If you can’t find this book, a nice alternative is Everybody Needs a Rock by Baylor. This is a lovely book about finding a very special rock to carry with you. “Don’t get a rock that is too big. It won’t fit your hand right and it won’t fit in your pocket. A rock as big as an apple is too big. A rock as big as a horse is MUCH too big. Don’t choose a rock that is too small. It will only be easy to lost, or a mouse might eat it, thinking that it is a seed…”
(Either book would also be a great read before a hike to somewhere your child could find a special rock. They both do a nice job of making rocks feel special and uniquely important to a child.)
Rock Exploration: We brought in the rocks from the exploration table, and discussed as a group their colors, we found the biggest and smallest ones, we picked out all the rough ones from the smooth ones, and so on. This is great pre-academic skill building. Another activity you could add here is to ask each child to pick out one rock to study in detail and talk over with their parent or another child. Then put all those rocks into a basket of rocks, pour it out on the floor, and ask them to find their own rock again. This is a good test of their observation skills, and teaches visual discernment of details.
- If You Find a Rock by Christian. (See above.)
- Everybody Needs a Rock (See above.)
- Rocks: Hard, Soft, Smooth, and Rough by Rosinsky. Great non-fiction for ages 4 – 6. Engaging writing, kid-friendly illustrations, a chart at the end which describes 5 rocks (e.g. obsidian, quartz) by kind of rock, colors, what it feels like, and uses. “A lot of things can happen to rocks. They can crack. They can break into a million tiny pieces. They can be pressed or squeezed together. Rocks can even melt.”

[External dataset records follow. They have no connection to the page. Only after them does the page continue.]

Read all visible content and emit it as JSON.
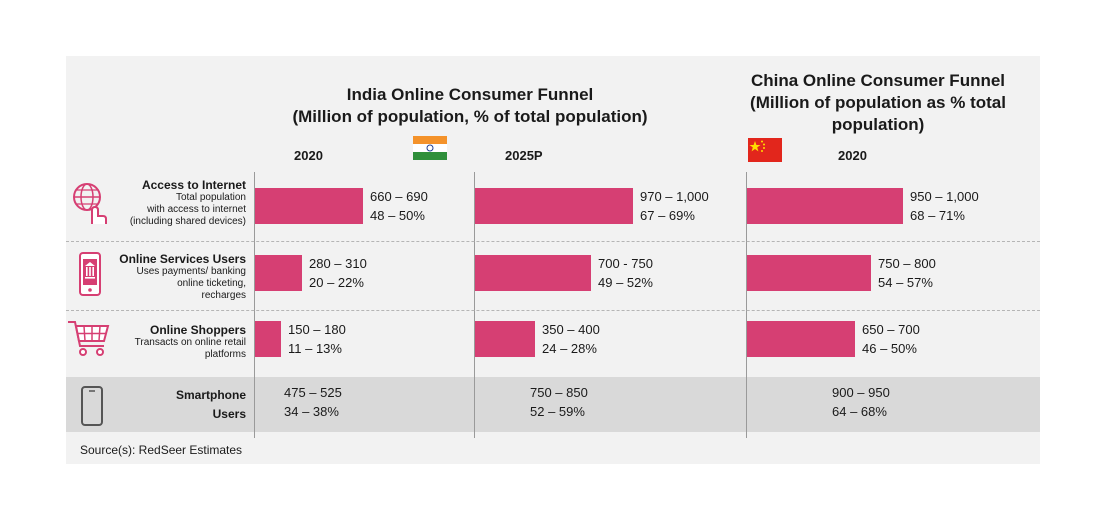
{
  "india_title_line1": "India Online Consumer Funnel",
  "india_title_line2": "(Million of population, % of total population)",
  "china_title_line1": "China Online Consumer Funnel",
  "china_title_line2": "(Million of population as % total",
  "china_title_line3": "population)",
  "columns": [
    "2020",
    "2025P",
    "2020"
  ],
  "source": "Source(s): RedSeer Estimates",
  "colors": {
    "bar": "#d63f73",
    "panel": "#f2f2f2",
    "smartphone_band": "#d9d9d9"
  },
  "icons": [
    "globe-hand-icon",
    "mobile-bank-icon",
    "shopping-cart-icon",
    "smartphone-icon"
  ],
  "rows": [
    {
      "title": "Access to Internet",
      "desc": [
        "Total population",
        "with access to internet",
        "(including shared devices)"
      ]
    },
    {
      "title": "Online Services Users",
      "desc": [
        "Uses payments/ banking",
        "online ticketing,",
        "recharges"
      ]
    },
    {
      "title": "Online Shoppers",
      "desc": [
        "Transacts on online retail",
        "platforms"
      ]
    },
    {
      "title_lines": [
        "Smartphone",
        "Users"
      ]
    }
  ],
  "chart_data": {
    "type": "bar",
    "orientation": "horizontal",
    "groups": [
      "India 2020",
      "India 2025P",
      "China 2020"
    ],
    "categories": [
      "Access to Internet",
      "Online Services Users",
      "Online Shoppers"
    ],
    "series": [
      {
        "name": "India 2020",
        "values": [
          675,
          295,
          165
        ],
        "labels": [
          "660 – 690",
          "280 – 310",
          "150 – 180"
        ],
        "pct": [
          "48 – 50%",
          "20 – 22%",
          "11 – 13%"
        ]
      },
      {
        "name": "India 2025P",
        "values": [
          985,
          725,
          375
        ],
        "labels": [
          "970 – 1,000",
          "700 - 750",
          "350 – 400"
        ],
        "pct": [
          "67 – 69%",
          "49 – 52%",
          "24 – 28%"
        ]
      },
      {
        "name": "China 2020",
        "values": [
          975,
          775,
          675
        ],
        "labels": [
          "950 – 1,000",
          "750 – 800",
          "650 – 700"
        ],
        "pct": [
          "68 – 71%",
          "54 – 57%",
          "46 – 50%"
        ]
      }
    ],
    "smartphone_users": {
      "labels": [
        "475 – 525",
        "750 – 850",
        "900 – 950"
      ],
      "pct": [
        "34 – 38%",
        "52 – 59%",
        "64 – 68%"
      ]
    },
    "xlim": [
      0,
      1000
    ]
  }
}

- Let’s Go Rock Collecting by Gans. Age 6 – 8. Describes rock collecting, types of rocks, differences between rocks, some historical uses of rock (Roman roads, Egyptian pyramids). Includes both illustrations of kids exploring rocks, and photographs of many types of rocks.
- Dave’s Down-to-Earth Rock Shop by Murphy. This has been recommended to me by a geology professor mom, but I haven’t read it yet. It’s for ages 6 – 10. It includes info about rocks, and also focuses on classification, which is a key science skill.

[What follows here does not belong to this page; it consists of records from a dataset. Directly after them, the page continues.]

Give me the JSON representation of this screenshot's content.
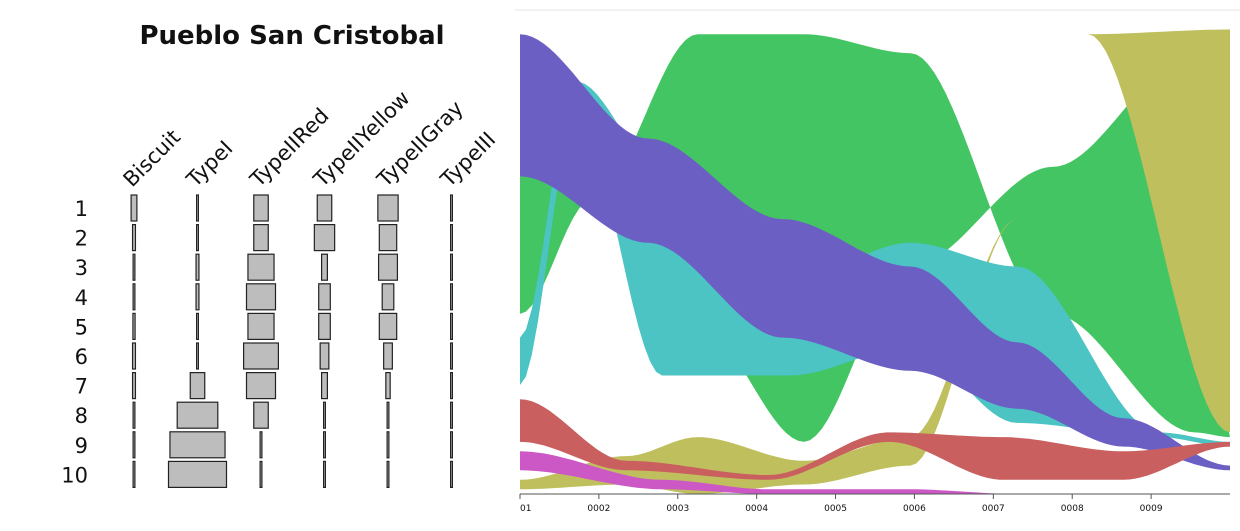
{
  "chart_data": [
    {
      "type": "battleship",
      "title": "Pueblo San Cristobal",
      "columns": [
        "Biscuit",
        "TypeI",
        "TypeIIRed",
        "TypeIIYellow",
        "TypeIIGray",
        "TypeIII"
      ],
      "rows": [
        "1",
        "2",
        "3",
        "4",
        "5",
        "6",
        "7",
        "8",
        "9",
        "10"
      ],
      "values": [
        [
          4,
          1,
          10,
          10,
          14,
          1
        ],
        [
          2,
          0.5,
          10,
          14,
          12,
          1
        ],
        [
          0.5,
          2,
          18,
          4,
          13,
          1
        ],
        [
          0.5,
          2,
          20,
          8,
          8,
          0.5
        ],
        [
          1.5,
          0.5,
          18,
          8,
          12,
          0.5
        ],
        [
          2,
          1,
          24,
          6,
          6,
          0.5
        ],
        [
          2,
          10,
          20,
          4,
          3,
          0.5
        ],
        [
          0.5,
          28,
          10,
          0.5,
          1,
          0.5
        ],
        [
          0.5,
          38,
          1,
          0.5,
          0.5,
          0.5
        ],
        [
          0.5,
          40,
          0.5,
          0.5,
          0.5,
          0.5
        ]
      ],
      "colors": {
        "bar_fill": "#bdbdbd",
        "bar_stroke": "#222222"
      }
    },
    {
      "type": "area",
      "xlabel": "",
      "ylabel": "",
      "ticks": [
        "01",
        "0002",
        "0003",
        "0004",
        "0005",
        "0006",
        "0007",
        "0008",
        "0009"
      ],
      "series": [
        {
          "color": "#42c562",
          "keyframes": [
            [
              0.0,
              0.38,
              0.73
            ],
            [
              0.1,
              0.62,
              0.68
            ],
            [
              0.25,
              0.97,
              0.36
            ],
            [
              0.4,
              0.97,
              0.11
            ],
            [
              0.55,
              0.93,
              0.48
            ],
            [
              0.75,
              0.38,
              0.69
            ],
            [
              0.95,
              0.13,
              0.93
            ],
            [
              1.0,
              0.12,
              0.12
            ]
          ]
        },
        {
          "color": "#c0bf5e",
          "keyframes": [
            [
              0.0,
              0.01,
              0.03
            ],
            [
              0.15,
              0.02,
              0.08
            ],
            [
              0.25,
              0.0,
              0.12
            ],
            [
              0.4,
              0.02,
              0.07
            ],
            [
              0.55,
              0.06,
              0.12
            ],
            [
              0.7,
              0.58,
              0.58
            ],
            [
              0.8,
              0.97,
              0.97
            ],
            [
              1.0,
              0.13,
              0.98
            ]
          ]
        },
        {
          "color": "#4bc4c3",
          "keyframes": [
            [
              0.0,
              0.23,
              0.33
            ],
            [
              0.08,
              0.8,
              0.87
            ],
            [
              0.2,
              0.25,
              0.68
            ],
            [
              0.38,
              0.25,
              0.45
            ],
            [
              0.55,
              0.31,
              0.53
            ],
            [
              0.7,
              0.15,
              0.48
            ],
            [
              0.9,
              0.12,
              0.13
            ],
            [
              1.0,
              0.1,
              0.11
            ]
          ]
        },
        {
          "color": "#6c5fc4",
          "keyframes": [
            [
              0.0,
              0.67,
              0.97
            ],
            [
              0.18,
              0.53,
              0.75
            ],
            [
              0.37,
              0.33,
              0.58
            ],
            [
              0.55,
              0.26,
              0.48
            ],
            [
              0.7,
              0.18,
              0.32
            ],
            [
              0.85,
              0.1,
              0.16
            ],
            [
              1.0,
              0.05,
              0.06
            ]
          ]
        },
        {
          "color": "#c95f5f",
          "keyframes": [
            [
              0.0,
              0.11,
              0.2
            ],
            [
              0.15,
              0.05,
              0.07
            ],
            [
              0.35,
              0.03,
              0.04
            ],
            [
              0.52,
              0.11,
              0.13
            ],
            [
              0.68,
              0.03,
              0.12
            ],
            [
              0.85,
              0.03,
              0.09
            ],
            [
              1.0,
              0.1,
              0.11
            ]
          ]
        },
        {
          "color": "#cc58c6",
          "keyframes": [
            [
              0.0,
              0.05,
              0.09
            ],
            [
              0.2,
              0.01,
              0.03
            ],
            [
              0.35,
              0.0,
              0.01
            ],
            [
              0.55,
              0.0,
              0.01
            ],
            [
              0.7,
              0.0,
              0.0
            ],
            [
              1.0,
              0.0,
              0.0
            ]
          ]
        }
      ]
    }
  ]
}
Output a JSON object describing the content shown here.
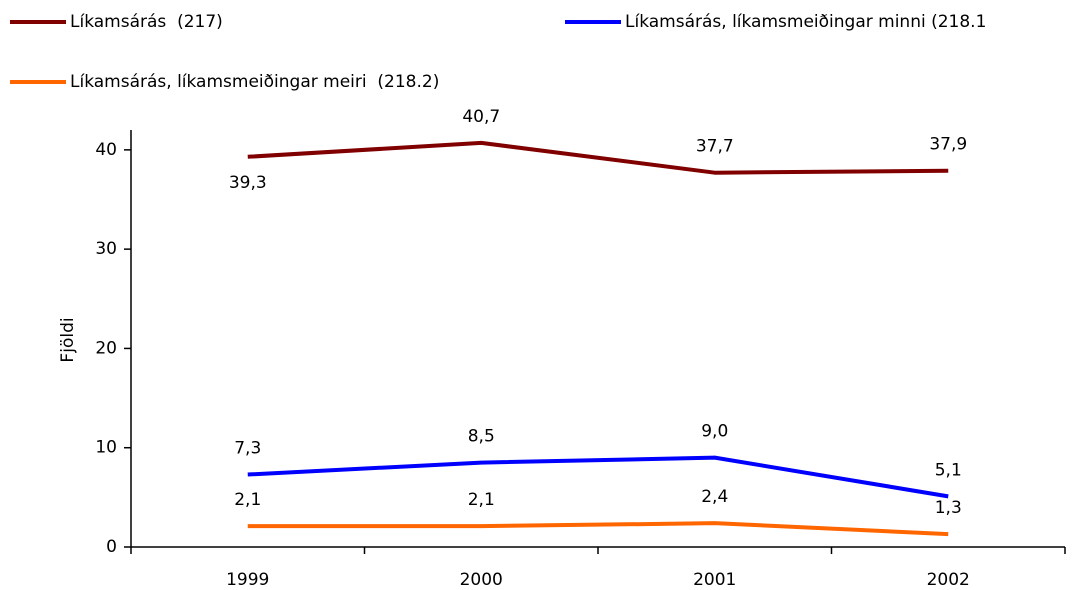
{
  "chart_data": {
    "type": "line",
    "y_label": "Fjöldi",
    "categories": [
      "1999",
      "2000",
      "2001",
      "2002"
    ],
    "series": [
      {
        "name": "Líkamsárás  (217)",
        "color": "#800000",
        "values": [
          39.3,
          40.7,
          37.7,
          37.9
        ],
        "value_labels": [
          "39,3",
          "40,7",
          "37,7",
          "37,9"
        ]
      },
      {
        "name": "Líkamsárás, líkamsmeiðingar minni (218.1",
        "color": "#0000ff",
        "values": [
          7.3,
          8.5,
          9.0,
          5.1
        ],
        "value_labels": [
          "7,3",
          "8,5",
          "9,0",
          "5,1"
        ]
      },
      {
        "name": "Líkamsárás, líkamsmeiðingar meiri  (218.2)",
        "color": "#ff6600",
        "values": [
          2.1,
          2.1,
          2.4,
          1.3
        ],
        "value_labels": [
          "2,1",
          "2,1",
          "2,4",
          "1,3"
        ]
      }
    ],
    "ylim": [
      0,
      42
    ],
    "yticks": [
      0,
      10,
      20,
      30,
      40
    ]
  }
}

- Rocks by Nelson. A nice intro to rocks for 3 – 5 year olds, with simple words and good photos. “We live on Earth. Earth is made of different things. Earth is made of water, gases, soil, and rocks. Most of earth is made of rock. Rocks are hard. Rocks can be different sizes… shapes… colors….” Ends with a page about igneous, sedimentary, and metamorphic rocks and some rock facts for little ones who want to learn more after reading the main book.

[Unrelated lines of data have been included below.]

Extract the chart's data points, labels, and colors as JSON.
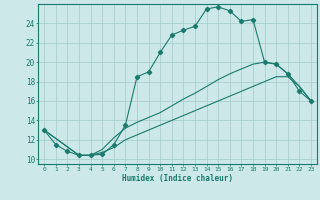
{
  "xlabel": "Humidex (Indice chaleur)",
  "ylabel": "",
  "background_color": "#cce8e8",
  "line_color": "#1a7a6e",
  "grid_color": "#aacfcf",
  "xlim": [
    -0.5,
    23.5
  ],
  "ylim": [
    9.5,
    26.0
  ],
  "xticks": [
    0,
    1,
    2,
    3,
    4,
    5,
    6,
    7,
    8,
    9,
    10,
    11,
    12,
    13,
    14,
    15,
    16,
    17,
    18,
    19,
    20,
    21,
    22,
    23
  ],
  "yticks": [
    10,
    12,
    14,
    16,
    18,
    20,
    22,
    24
  ],
  "line1_x": [
    0,
    1,
    2,
    3,
    4,
    5,
    6,
    7,
    8,
    9,
    10,
    11,
    12,
    13,
    14,
    15,
    16,
    17,
    18,
    19,
    20,
    21,
    22,
    23
  ],
  "line1_y": [
    13,
    11.5,
    10.8,
    10.4,
    10.4,
    10.5,
    11.5,
    13.5,
    18.5,
    19.0,
    21.0,
    22.8,
    23.3,
    23.7,
    25.5,
    25.7,
    25.3,
    24.2,
    24.4,
    20.0,
    19.8,
    18.8,
    17.0,
    16.0
  ],
  "line2_x": [
    0,
    3,
    4,
    5,
    6,
    7,
    8,
    9,
    10,
    11,
    12,
    13,
    14,
    15,
    16,
    17,
    18,
    19,
    20,
    21,
    22,
    23
  ],
  "line2_y": [
    13.0,
    10.4,
    10.4,
    11.0,
    12.2,
    13.2,
    13.8,
    14.3,
    14.8,
    15.5,
    16.2,
    16.8,
    17.5,
    18.2,
    18.8,
    19.3,
    19.8,
    20.0,
    19.8,
    18.8,
    17.5,
    16.0
  ],
  "line3_x": [
    0,
    3,
    4,
    5,
    6,
    7,
    8,
    9,
    10,
    11,
    12,
    13,
    14,
    15,
    16,
    17,
    18,
    19,
    20,
    21,
    22,
    23
  ],
  "line3_y": [
    13.0,
    10.4,
    10.4,
    10.7,
    11.2,
    12.0,
    12.5,
    13.0,
    13.5,
    14.0,
    14.5,
    15.0,
    15.5,
    16.0,
    16.5,
    17.0,
    17.5,
    18.0,
    18.5,
    18.5,
    17.5,
    16.0
  ]
}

- Rocks by Walker. For 6 – 9 year olds, so above the level of our students. But parents and teachers might like reading it before teaching these topics, because it’s a good basic overview that’s one level above what they’ll be teaching.
- The Rock Factory: The Story About the Rock Cycle by Bailey. I haven’t read it yet, but I liked Bailey’s Fossil book which we used in Dinosaur week.
- Rocks and Soil: Real Size Science. Preschool age book, Amazon description: “Instead of using words alone to explain the appearance and composition of different types of rocks and soil, this book conveys information with accurately-sized photographs.”
- Jump into Science: Dirt by Tomecek. Good for 6 – 9 year olds, so too old for my students. Talks both about the geology side: earth’s layers, rock cycle, and so on. Also talks a lot about plants and soil, so would be a nice part of a gardening unit.
- Dirt: The Scoop on Soil by Rosinsky. Rosinsky’s book on Rocks is great, so I look forward to checking out her take on dirt.
- Dirt by Lawrence. From the Fundamental Experiments series. Writing is best for 6 and up, but includes lots of fun, easy experiments, some of which I reference above.
- Other good online resources on rocks for older kids are: School Yard Geology and Every Pebble Tells a Story.